Aggravated burglary

Aggravated burglary is capable of being dealt with summarily (provided the accused consents to jurisdiction) because of Schedule 2 of the Criminal Procedure Act 2009.

If it wasn’t specifically included at clause 4 the offence wouldn’t be triable summarily, because the 25 year maximum sentence far exceeds the limit allowed the Magistrates’ Court of Victoria by s 28.

Not all types of aggravated burglary can be dealt with summarily, though. Schedule 2 clause 4.7 provides,

4.7 Offences under section 77 of the Crimes Act 1958 (aggravated burglary), if the offence involves an intent to steal property the amount or value of which does not in the judgment of the court exceed $100 000.

A similarly worded provision relating to simple burglary is found just above it at sub-clause 4.6. Consequently, an aggravated burglary where the burglar has an intention to steal may be dealt with summarily, but a burglary where they have the intention to assault or damage cannot: DPP v Vergios [2004] VSC 97.

The two circumstances of aggravation provided in the Act are,

a) at the time has with him or her any firearm or imitation firearm, any offensive weapon or any explosive or imitation explosive; and

(b) at the time of entering the building or the part of the building a person was then present in the building or part of the building and he or she knew that a person was then so present or was reckless as to whether or not a person was then so present.

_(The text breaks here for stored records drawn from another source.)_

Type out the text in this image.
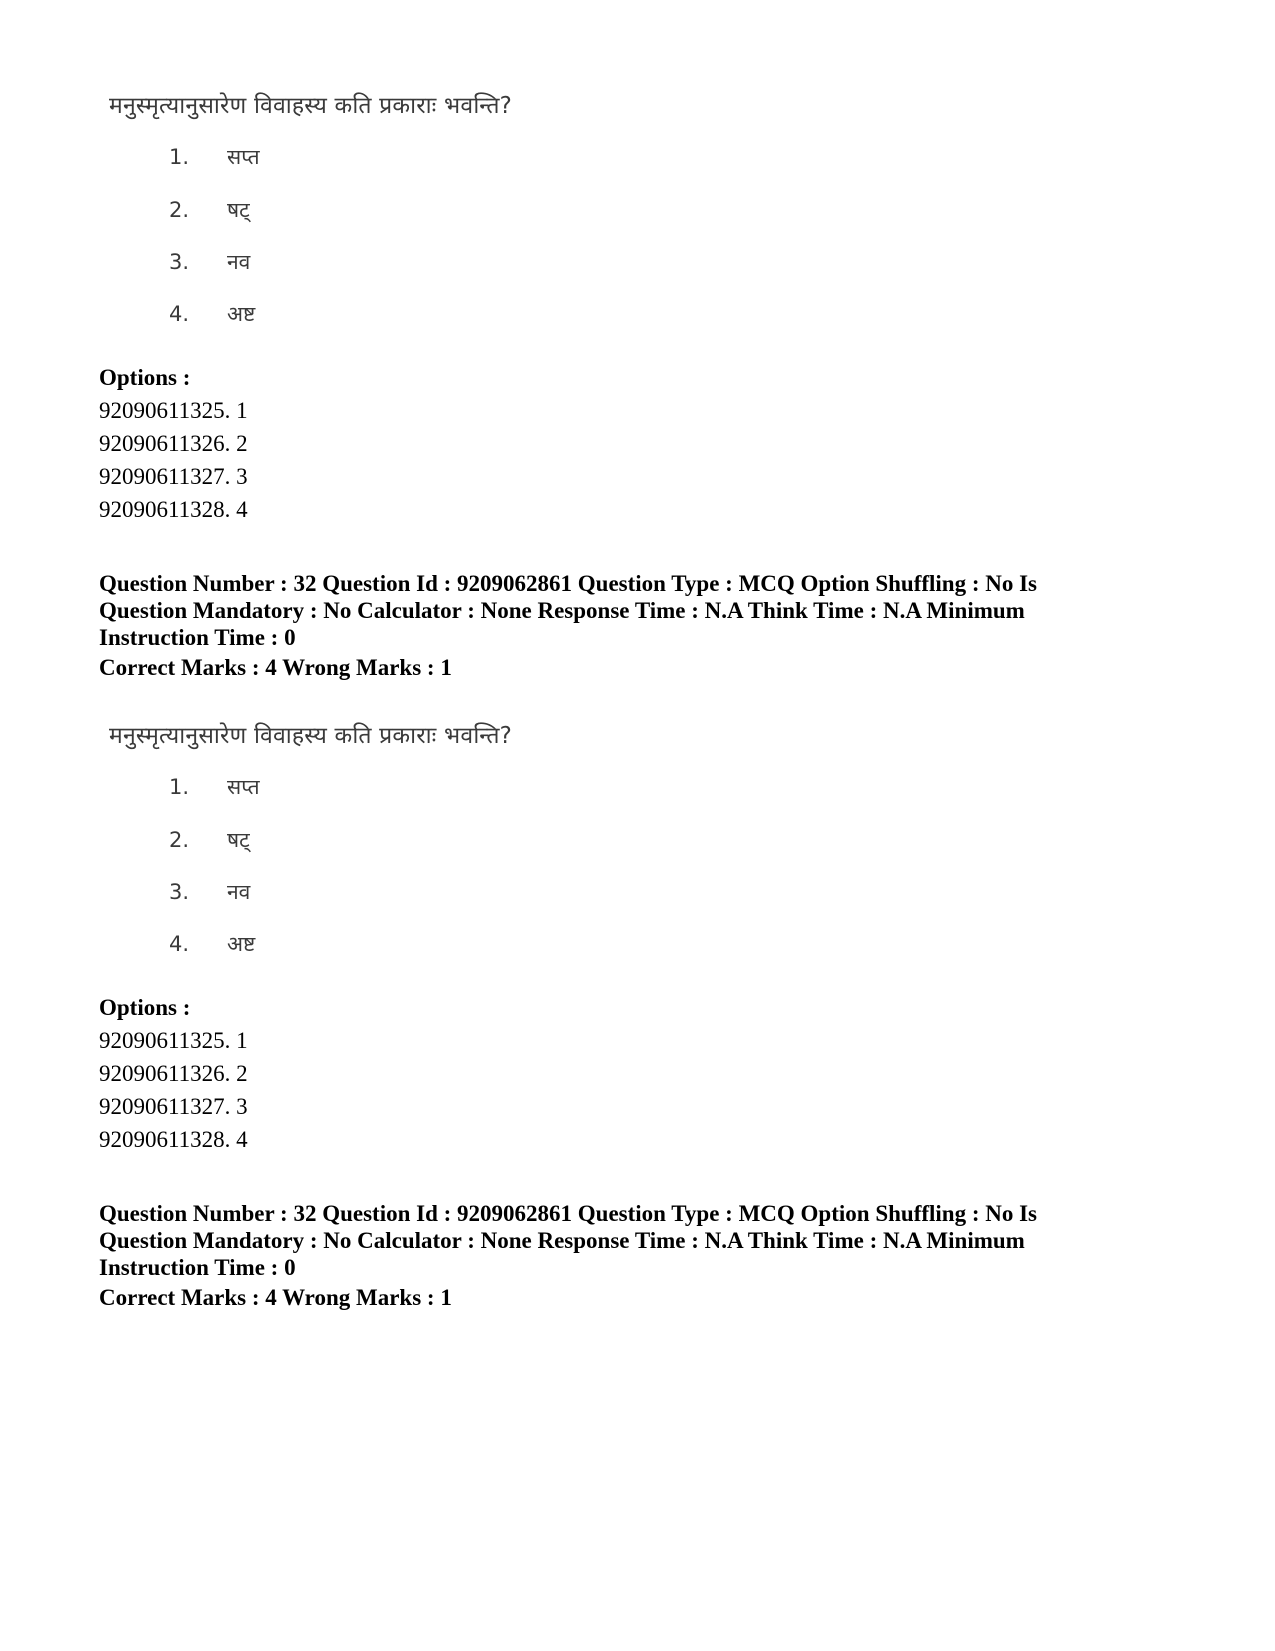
मनुस्मृत्यानुसारेण विवाहस्य कति प्रकाराः भवन्ति?
1. सप्त
2. षट्
3. नव
4. अष्ट
Options :
92090611325. 1
92090611326. 2
92090611327. 3
92090611328. 4
Question Number : 32 Question Id : 9209062861 Question Type : MCQ Option Shuffling : No Is
Question Mandatory : No Calculator : None Response Time : N.A Think Time : N.A Minimum
Instruction Time : 0
Correct Marks : 4 Wrong Marks : 1
मनुस्मृत्यानुसारेण विवाहस्य कति प्रकाराः भवन्ति?
1. सप्त
2. षट्
3. नव
4. अष्ट
Options :
92090611325. 1
92090611326. 2
92090611327. 3
92090611328. 4
Question Number : 32 Question Id : 9209062861 Question Type : MCQ Option Shuffling : No Is
Question Mandatory : No Calculator : None Response Time : N.A Think Time : N.A Minimum
Instruction Time : 0
Correct Marks : 4 Wrong Marks : 1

In DPP v Woodward [2006] VSC 299 a magistrate dismissed a charge of aggravated burglary because, although it was admitted that the accused was carrying a pocket knife with him at the time of the burglary, he considered it did not meet the definition of an offensive weapon. On judicial review Cavanough J found that there was no error on the face of the record, but stressed [at 47] that his finding was not conclusive on the point. There is more judicial consideration of the status of pocket knives in R v Pope [2000] VSCA 108, referring to Wilson v Kuhl; Ryan v Kuhl [1979] VR 315 which involved a carving knife.

It’s not necessary for the burglar to have originally acquired the item with the intention of using it offensively, provided such an intention existed at the time of the burglary: R v Nguyen [1997] 1 VR 551.

UK authorities (considering legislation similar to our own) favour the view that the time when being armed falls to be considered is at the time of theft rather than the time of entry. An intruder who arms himself with a weapon after entry is guilty of aggravated burglary: R v O’Leary (1986) 82 Cr App R 341. The offender entered the house unarmed but picked up a kitchen knife once inside and used it to force the occupier to hand over property. Similarly, where a burglar brandished a screwdriver he had brought with him when surprised by residents it was considered a weapon, although originally intended as a tool to gain entry: R v Kelly(1993) 97 Cr App R 245.